Alla domanda di un piccolo degente se vinceremo l’Europeo 2016 il CT ha risposto “in tutte  le cose che facciamo dobbiamo avere l’ambizione di ottenere il massimo dando tutti noi stessi, a volte riusciamo a volte non ci riusciamo, l’importante che si dia il massimo proprio come fanno questi bambini e lo staff medico per affrontare la malattia con l’importante supporto dei loro genitori”. Ha inoltre aggiunto: “Mi ha fatto veramente piacere ritornare al Gaslini, c’ero già stato con la Juventus e l’ho trovato ancora più moderno e accogliente” ha detto durante la visita l’allenatore della Nazionale, accolto dal direttore generale dell’ospedale pediatrico Paolo Petralia, che gli ha regalato il libro fotografico dell’Istituto Gaslini, e dopo la firma del libro storico (che racchiude le firme di tutti i personaggi illustri che vi si sono recati in visita), lo ha accompagnato ad incontrare i piccoli ricoverati.
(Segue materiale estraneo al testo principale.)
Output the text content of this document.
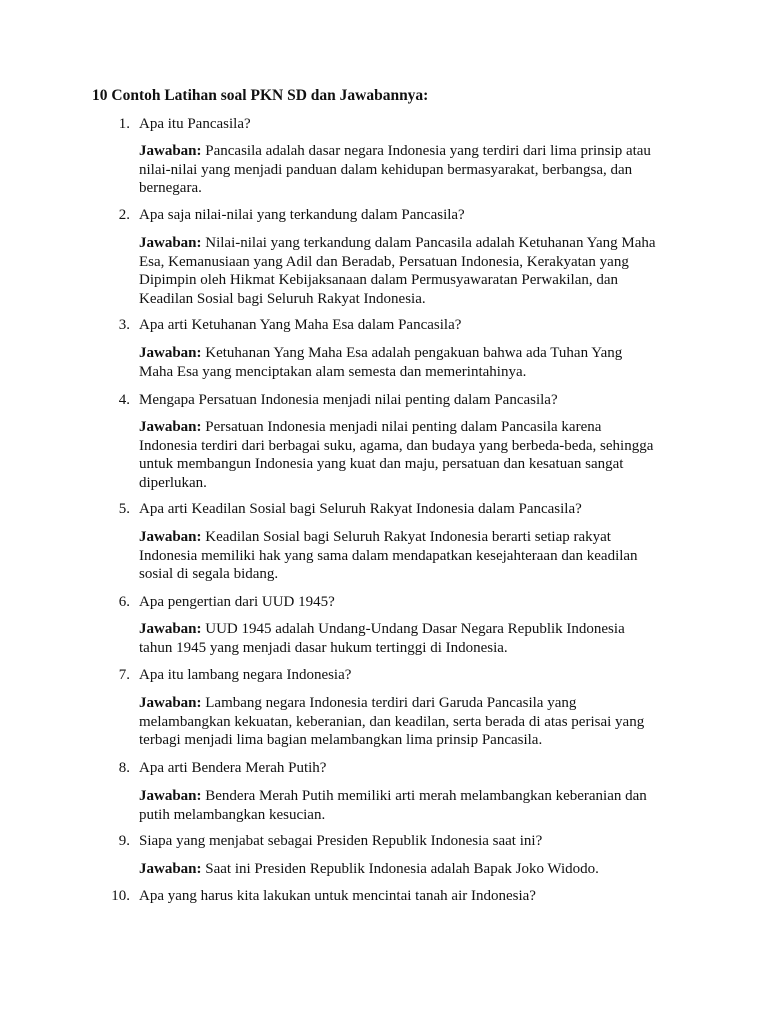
10 Contoh Latihan soal PKN SD dan Jawabannya:
1. Apa itu Pancasila?
Jawaban: Pancasila adalah dasar negara Indonesia yang terdiri dari lima prinsip atau
nilai-nilai yang menjadi panduan dalam kehidupan bermasyarakat, berbangsa, dan
bernegara.
2. Apa saja nilai-nilai yang terkandung dalam Pancasila?
Jawaban: Nilai-nilai yang terkandung dalam Pancasila adalah Ketuhanan Yang Maha
Esa, Kemanusiaan yang Adil dan Beradab, Persatuan Indonesia, Kerakyatan yang
Dipimpin oleh Hikmat Kebijaksanaan dalam Permusyawaratan Perwakilan, dan
Keadilan Sosial bagi Seluruh Rakyat Indonesia.
3. Apa arti Ketuhanan Yang Maha Esa dalam Pancasila?
Jawaban: Ketuhanan Yang Maha Esa adalah pengakuan bahwa ada Tuhan Yang
Maha Esa yang menciptakan alam semesta dan memerintahinya.
4. Mengapa Persatuan Indonesia menjadi nilai penting dalam Pancasila?
Jawaban: Persatuan Indonesia menjadi nilai penting dalam Pancasila karena
Indonesia terdiri dari berbagai suku, agama, dan budaya yang berbeda-beda, sehingga
untuk membangun Indonesia yang kuat dan maju, persatuan dan kesatuan sangat
diperlukan.
5. Apa arti Keadilan Sosial bagi Seluruh Rakyat Indonesia dalam Pancasila?
Jawaban: Keadilan Sosial bagi Seluruh Rakyat Indonesia berarti setiap rakyat
Indonesia memiliki hak yang sama dalam mendapatkan kesejahteraan dan keadilan
sosial di segala bidang.
6. Apa pengertian dari UUD 1945?
Jawaban: UUD 1945 adalah Undang-Undang Dasar Negara Republik Indonesia
tahun 1945 yang menjadi dasar hukum tertinggi di Indonesia.
7. Apa itu lambang negara Indonesia?
Jawaban: Lambang negara Indonesia terdiri dari Garuda Pancasila yang
melambangkan kekuatan, keberanian, dan keadilan, serta berada di atas perisai yang
terbagi menjadi lima bagian melambangkan lima prinsip Pancasila.
8. Apa arti Bendera Merah Putih?
Jawaban: Bendera Merah Putih memiliki arti merah melambangkan keberanian dan
putih melambangkan kesucian.
9. Siapa yang menjabat sebagai Presiden Republik Indonesia saat ini?
Jawaban: Saat ini Presiden Republik Indonesia adalah Bapak Joko Widodo.
10. Apa yang harus kita lakukan untuk mencintai tanah air Indonesia?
“Abbiamo apprezzato molto la visita di Antonio Conte al Gaslini: il CT porta in campo undici campioni per vincere le sfide calcistiche della nazionale, così come altrettanti sono gli ospedali pediatrici italiani che ogni giorno “combattono” per fornire ai nostri piccoli le cure più avanzate e sicure” ha commentato Paolo Petralia, presidente dell’Associazione che racchiude tutti gli Ospedali Pediatrici Italiani (AOPI) e direttore generale dell’Istituto Gaslini. “Tra questi il Gaslini è sicuramente un fuoriclasse: infatti presta le sue cure a pazienti provenienti da oltre 90 Paesi del Mondo ed e’ l’ospedale italiano con la maggiore mobilità da tutte le Regioni italiane, da dove vi giungono migliaia di bambini ogni anno” ha concluso il direttore dell’istituto pediatrico genovese.